Donald Trump’s clearest legal strategy: Delay

While Donald Trump worked to make the most politically out of the start of a civil fraud trial against him and his namesake company in New York, the former president is using a well-honed tactic in the two federal cases he faces: delay, delay, delay.

On Wednesday, Trump asked again to delay his classified documents trial in Florida, citing issues over accessing evidence in the case. In the election subversion case in Washington, DC, Trump has tried to push back filing and other deadlines and also filed a motion to dismiss the entire case, arguing his actions were protected under presidential immunity.
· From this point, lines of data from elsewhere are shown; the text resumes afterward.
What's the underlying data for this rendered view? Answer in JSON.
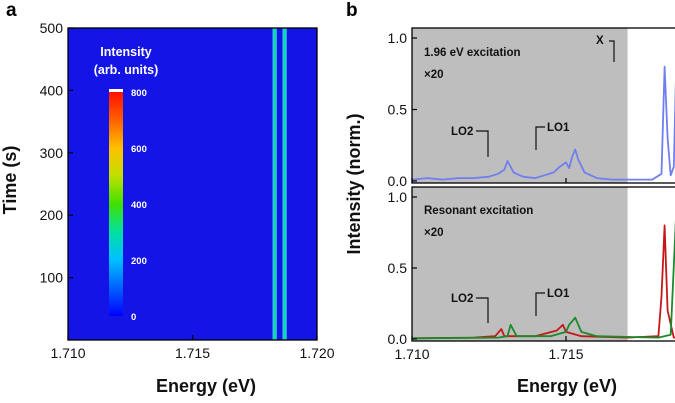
{
  "chart_data": [
    {
      "panel_label": "a",
      "type": "heatmap",
      "xlabel": "Energy (eV)",
      "ylabel": "Time (s)",
      "xlim": [
        1.71,
        1.72
      ],
      "ylim": [
        0,
        500
      ],
      "x_ticks": [
        "1.710",
        "1.715",
        "1.720"
      ],
      "y_ticks": [
        "100",
        "200",
        "300",
        "400",
        "500"
      ],
      "colorbar": {
        "title_line1": "Intensity",
        "title_line2": "(arb. units)",
        "range": [
          0,
          800
        ],
        "ticks": [
          "800",
          "600",
          "400",
          "200",
          "0"
        ],
        "colors": [
          "#0000ff",
          "#0060ff",
          "#00c0ff",
          "#00e0a0",
          "#40e000",
          "#c0e000",
          "#ffc000",
          "#ff6000",
          "#ff1000"
        ]
      },
      "background_color": "#1414e6",
      "emission_lines": [
        {
          "energy": 1.7183,
          "intensity": 300
        },
        {
          "energy": 1.7187,
          "intensity": 340
        }
      ]
    },
    {
      "panel_label": "b",
      "type": "line",
      "xlabel": "Energy (eV)",
      "ylabel": "Intensity (norm.)",
      "xlim": [
        1.71,
        1.72
      ],
      "x_ticks": [
        "1.710",
        "1.715",
        "1.720"
      ],
      "shaded_region": [
        1.71,
        1.717
      ],
      "subplots": [
        {
          "title": "1.96 eV excitation",
          "scale_note": "×20",
          "ylim": [
            0,
            1.05
          ],
          "y_ticks": [
            "0.0",
            "0.5",
            "1.0"
          ],
          "annotations": [
            "X",
            "LO2",
            "LO1"
          ],
          "series": [
            {
              "color": "#6f7ff0",
              "points": [
                [
                  1.71,
                  0.01
                ],
                [
                  1.7105,
                  0.02
                ],
                [
                  1.711,
                  0.01
                ],
                [
                  1.7115,
                  0.02
                ],
                [
                  1.712,
                  0.02
                ],
                [
                  1.7125,
                  0.03
                ],
                [
                  1.7128,
                  0.05
                ],
                [
                  1.713,
                  0.08
                ],
                [
                  1.7131,
                  0.14
                ],
                [
                  1.7133,
                  0.06
                ],
                [
                  1.7136,
                  0.03
                ],
                [
                  1.714,
                  0.02
                ],
                [
                  1.7143,
                  0.04
                ],
                [
                  1.7146,
                  0.06
                ],
                [
                  1.7148,
                  0.1
                ],
                [
                  1.715,
                  0.13
                ],
                [
                  1.7151,
                  0.09
                ],
                [
                  1.7152,
                  0.17
                ],
                [
                  1.7153,
                  0.22
                ],
                [
                  1.7154,
                  0.15
                ],
                [
                  1.7156,
                  0.06
                ],
                [
                  1.716,
                  0.02
                ],
                [
                  1.7165,
                  0.01
                ],
                [
                  1.717,
                  0.01
                ],
                [
                  1.7178,
                  0.01
                ],
                [
                  1.7181,
                  0.05
                ],
                [
                  1.7182,
                  0.8
                ],
                [
                  1.7183,
                  0.3
                ],
                [
                  1.7184,
                  0.04
                ],
                [
                  1.7185,
                  0.1
                ],
                [
                  1.7186,
                  1.0
                ],
                [
                  1.7187,
                  0.35
                ],
                [
                  1.7189,
                  0.03
                ],
                [
                  1.7195,
                  0.01
                ],
                [
                  1.72,
                  0.01
                ]
              ]
            }
          ]
        },
        {
          "title": "Resonant excitation",
          "scale_note": "×20",
          "ylim": [
            0,
            1.05
          ],
          "y_ticks": [
            "0.0",
            "0.5",
            "1.0"
          ],
          "annotations": [
            "LO2",
            "LO1"
          ],
          "series": [
            {
              "color": "#c41818",
              "points": [
                [
                  1.71,
                  0.005
                ],
                [
                  1.712,
                  0.01
                ],
                [
                  1.7127,
                  0.02
                ],
                [
                  1.7129,
                  0.07
                ],
                [
                  1.713,
                  0.02
                ],
                [
                  1.714,
                  0.02
                ],
                [
                  1.7147,
                  0.06
                ],
                [
                  1.7149,
                  0.1
                ],
                [
                  1.715,
                  0.05
                ],
                [
                  1.7155,
                  0.02
                ],
                [
                  1.717,
                  0.01
                ],
                [
                  1.718,
                  0.02
                ],
                [
                  1.7181,
                  0.3
                ],
                [
                  1.7182,
                  0.8
                ],
                [
                  1.7183,
                  0.2
                ],
                [
                  1.7185,
                  0.01
                ],
                [
                  1.72,
                  0.005
                ]
              ]
            },
            {
              "color": "#1a8a2a",
              "points": [
                [
                  1.71,
                  0.005
                ],
                [
                  1.7128,
                  0.01
                ],
                [
                  1.7131,
                  0.02
                ],
                [
                  1.7132,
                  0.1
                ],
                [
                  1.7134,
                  0.02
                ],
                [
                  1.7145,
                  0.02
                ],
                [
                  1.715,
                  0.05
                ],
                [
                  1.7151,
                  0.1
                ],
                [
                  1.7153,
                  0.15
                ],
                [
                  1.7155,
                  0.05
                ],
                [
                  1.716,
                  0.02
                ],
                [
                  1.718,
                  0.01
                ],
                [
                  1.7184,
                  0.03
                ],
                [
                  1.7186,
                  1.0
                ],
                [
                  1.7188,
                  0.3
                ],
                [
                  1.719,
                  0.02
                ],
                [
                  1.72,
                  0.005
                ]
              ]
            }
          ]
        }
      ]
    }
  ]
}
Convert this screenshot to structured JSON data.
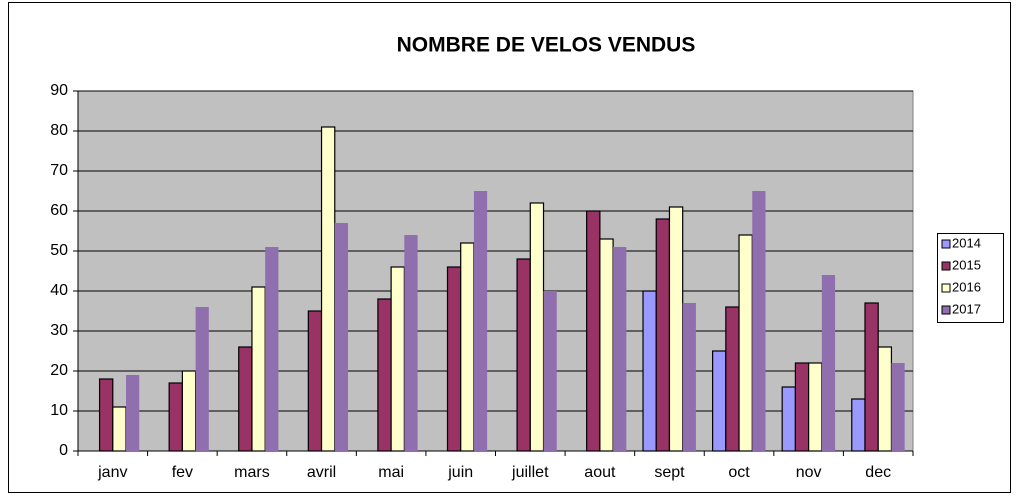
{
  "chart_data": {
    "type": "bar",
    "title": "NOMBRE DE VELOS VENDUS",
    "categories": [
      "janv",
      "fev",
      "mars",
      "avril",
      "mai",
      "juin",
      "juillet",
      "aout",
      "sept",
      "oct",
      "nov",
      "dec"
    ],
    "series": [
      {
        "name": "2014",
        "color": "#9999ff",
        "values": [
          null,
          null,
          null,
          null,
          null,
          null,
          null,
          null,
          40,
          25,
          16,
          13
        ]
      },
      {
        "name": "2015",
        "color": "#993366",
        "values": [
          18,
          17,
          26,
          35,
          38,
          46,
          48,
          60,
          58,
          36,
          22,
          37
        ]
      },
      {
        "name": "2016",
        "color": "#ffffcc",
        "values": [
          11,
          20,
          41,
          81,
          46,
          52,
          62,
          53,
          61,
          54,
          22,
          26
        ]
      },
      {
        "name": "2017",
        "color": "#8f6fae",
        "values": [
          19,
          36,
          51,
          57,
          54,
          65,
          40,
          51,
          37,
          65,
          44,
          22
        ]
      }
    ],
    "ylim": [
      0,
      90
    ],
    "yticks": [
      0,
      10,
      20,
      30,
      40,
      50,
      60,
      70,
      80,
      90
    ],
    "grid": true,
    "legend": "right"
  }
}
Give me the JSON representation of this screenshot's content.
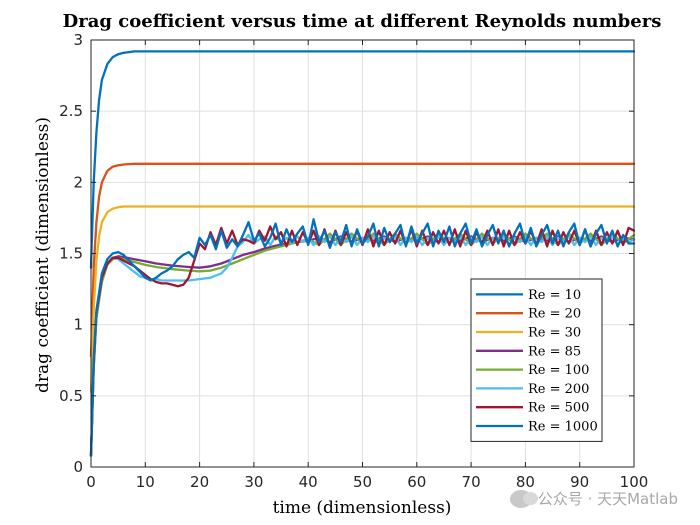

Special counsel Jack Smith’s office has argued that even when Trump isn’t outright asking to push back a trial date, the delays he is seeking – related to how classified material is handled in both cases as well as to certain filing deadlines – would have that same effect.

Trump is trying to “intentionally derail” proceedings, and requests for delays on pre-trial issues amount to “unwarranted extensions,” prosecutors said in court filings.

While Trump has frequently sought to drag out civil cases against him over the years, delaying criminal proceedings could have different benefits. If he wins a second presidential term, he could seek to pardon himself if he’s convicted. And if he doesn’t win the White House again, he could argue in any appeal that he was railroaded and pushed to trial too quickly by his political enemies.

“It’s been obvious that part of the goal of former President Trump and his lawyers is to push all of this past the election and throw a Hail Mary pass and hope that A) He wins and then B) He can make whatever happens here go away,” said Ken Gormley, a constitutional scholar, professor of law and president of Duquesne University.

It would be unprecedented for a president to pardon himself.